PARIS : Omniprésent dans les médias, en première ligne sur les retraites, jamais à court d'une pique contre les oppositions, Gabriel Attal poursuit sa précoce ascension au sein de la majorité, qui commence à lui imaginer un avenir au delà du ministère du Budget.
Le temps n'est plus -juillet 2020, une éternité- où le Premier ministre Jean Castex se demandait quel "os à ronger supplémentaire" refiler au "jeune Gabriel", tout juste promu porte-parole du gouvernement. Désormais, le "jeune Gabriel", 33 ans, est sur tous les fronts.
Lundi, le ministre délégué aux Comptes publics épaulait Olivier Dussopt pour l'examen de la réforme des retraites à l'Assemblée. Et si le ministre du Travail peaufine ce dossier depuis des mois, c'est son jeune collègue qui a déclenché le buzzomètre avec sa formule: "une réforme ou la faillite".
Une assertion contestée par des spécialistes (l'homme d'affaires Pierre Ferracci, l'économiste Michaël Zemmour). "On a compris que vous aviez décidé de mettre de très gros sabots", a rétorqué le socialiste Jérôme Guedj. Qu'importe: "c'est plus facile d'écouter un slogan qu'une réponse technique", observe un cadre de la majorité.
Le débat parlementaire promet.
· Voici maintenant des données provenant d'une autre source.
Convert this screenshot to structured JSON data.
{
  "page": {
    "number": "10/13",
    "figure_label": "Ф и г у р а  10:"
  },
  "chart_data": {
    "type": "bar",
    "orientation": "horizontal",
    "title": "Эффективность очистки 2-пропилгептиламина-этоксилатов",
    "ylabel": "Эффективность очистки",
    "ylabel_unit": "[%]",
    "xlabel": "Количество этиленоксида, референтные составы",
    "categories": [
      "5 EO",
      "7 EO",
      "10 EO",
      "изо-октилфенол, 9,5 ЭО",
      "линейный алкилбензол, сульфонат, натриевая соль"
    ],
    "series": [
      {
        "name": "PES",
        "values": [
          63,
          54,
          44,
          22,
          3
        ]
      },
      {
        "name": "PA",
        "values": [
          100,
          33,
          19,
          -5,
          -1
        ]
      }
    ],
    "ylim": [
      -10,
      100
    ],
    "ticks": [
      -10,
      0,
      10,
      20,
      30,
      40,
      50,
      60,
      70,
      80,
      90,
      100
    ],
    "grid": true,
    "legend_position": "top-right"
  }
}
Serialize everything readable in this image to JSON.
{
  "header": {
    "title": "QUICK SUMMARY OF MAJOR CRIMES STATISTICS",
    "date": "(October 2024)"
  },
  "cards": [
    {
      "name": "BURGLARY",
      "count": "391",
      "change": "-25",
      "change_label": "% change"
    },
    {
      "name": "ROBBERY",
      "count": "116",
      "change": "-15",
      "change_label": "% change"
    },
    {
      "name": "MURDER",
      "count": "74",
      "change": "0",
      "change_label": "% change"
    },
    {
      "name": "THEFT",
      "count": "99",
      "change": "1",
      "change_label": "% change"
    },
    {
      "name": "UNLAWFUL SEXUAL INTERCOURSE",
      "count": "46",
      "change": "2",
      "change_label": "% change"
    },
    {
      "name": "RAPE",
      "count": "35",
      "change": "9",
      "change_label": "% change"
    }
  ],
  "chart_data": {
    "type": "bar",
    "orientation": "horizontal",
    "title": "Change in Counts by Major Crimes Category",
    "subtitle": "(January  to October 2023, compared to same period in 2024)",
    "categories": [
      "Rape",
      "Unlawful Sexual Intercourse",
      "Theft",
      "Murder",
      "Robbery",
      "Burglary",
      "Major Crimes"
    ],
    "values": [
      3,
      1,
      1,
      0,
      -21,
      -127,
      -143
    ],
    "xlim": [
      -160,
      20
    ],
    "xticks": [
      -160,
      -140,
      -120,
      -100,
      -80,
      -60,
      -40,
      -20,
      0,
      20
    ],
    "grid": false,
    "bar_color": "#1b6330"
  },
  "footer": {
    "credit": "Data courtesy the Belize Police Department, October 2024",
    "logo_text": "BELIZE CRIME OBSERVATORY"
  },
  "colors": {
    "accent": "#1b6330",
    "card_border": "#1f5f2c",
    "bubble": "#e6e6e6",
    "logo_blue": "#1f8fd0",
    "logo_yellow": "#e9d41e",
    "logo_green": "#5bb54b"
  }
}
En octobre, le patron des députés communistes André Chassaigne avait déjà traité d'"insolent" cet impétrant qui dénonçait une "coalition de l'irresponsabilité" des oppositions.
Gabriel Attal tient la ligne. Et l'incarne en grande partie. C'est lui qui est envoyé au 20h00 de TF1 au soir de la deuxième journée de mobilisation. Lui encore qui est dépêché sur France 2 après Élisabeth Borne pour contrer les oppositions.
Depuis son passage au porte-parolat (2020-2022), chacune de ses sorties a le don de rasséréner la macronie. "Attal, il est formidable. Il parle, on l'écoute. C'est une voix. Il a du talent", s'émerveille un conseiller de l’Élysée.
"Le président s'appuie beaucoup sur Gabriel parce qu'il a cette qualité, authenticité, simplicité, proximité", poursuit cette source.
Porte-parole du gouvernement est pourtant un métier délicat. Tous ceux qui l'ont précédé dans l'ère Macron -Christophe Castaner, Benjamin Griveaux, Sibeth Ndiaye- ont disparu du champ politique. Sa remplaçante Olivia Grégoire a tenu un mois et demi avant de retourner à Bercy, remplacée par Olivier Véran, rompu à l'exercice au ministère de la Santé pendant deux ans.
Incarner l'espace central
C'est en avril 2018 que Gabriel Attal, ex-militant PS, marcheur de la première heure devenu député, a percé le mur du son en dénonçant la "gréviculture" à la SNCF.
Sa biographie mentionne une expérience professionnelle d'un an à la Villa Medicis à Rome et une activité de quatre mois de consultant en auto-entrepreneur en 2017. Entre temps, ce diplômé de Sciences Po Paris fut cinq ans durant conseiller de Marisol Touraine, ministre de François Hollande.
Ses ambitions politiques furent nettes dès 2018 lorsque Gabriel Attal annonça sa candidature à la présidence du groupe à l'Assemblée, avant de la retirer. Quelques jours plus tard, il entrait au gouvernement, dépossédant François Baroin du record de précocité de la Ve République.
En le voyant promu à Bercy en 2022, nombre de voix dans la majorité l'imaginaient déjà tenter de "manger son ministre de tutelle, comme il l'a fait à l'Education avec (Jean-Michel) Blanquer", selon les mots d'une conseillère. Mais pour l'heure, point de friction apparente avec Bruno le Maire.
"Il y a un enjeu pour lui de passer d'un homme médiatique à un homme de dossiers. C'est une étape de sa construction politique", juge une source proche du ministre de l'Economie. Mais "ça se passe bien, d'autant que souvent, tu te demandes qui de Bruno ou de Gabriel est le plus à droite."
"Attal n'a mis qu'un mois à vraiment devenir ministre du Budget", salue un député Renaissance qui l'imagine encore monter en grade. "Il commence à se renseigner sur son avenir", affirme un des premiers compagnons de route du président.
Avec un axe politique: incarner l'espace central. "Trop souvent, chez Renaissance, on se positionne par rapport à l'aile gauche ou l'aile droite", lançait l'intéressé lors des université d'été du MoDem. Là où certains de ses collègues envisagent un retour du clivage droite-gauche pour l'après Macron.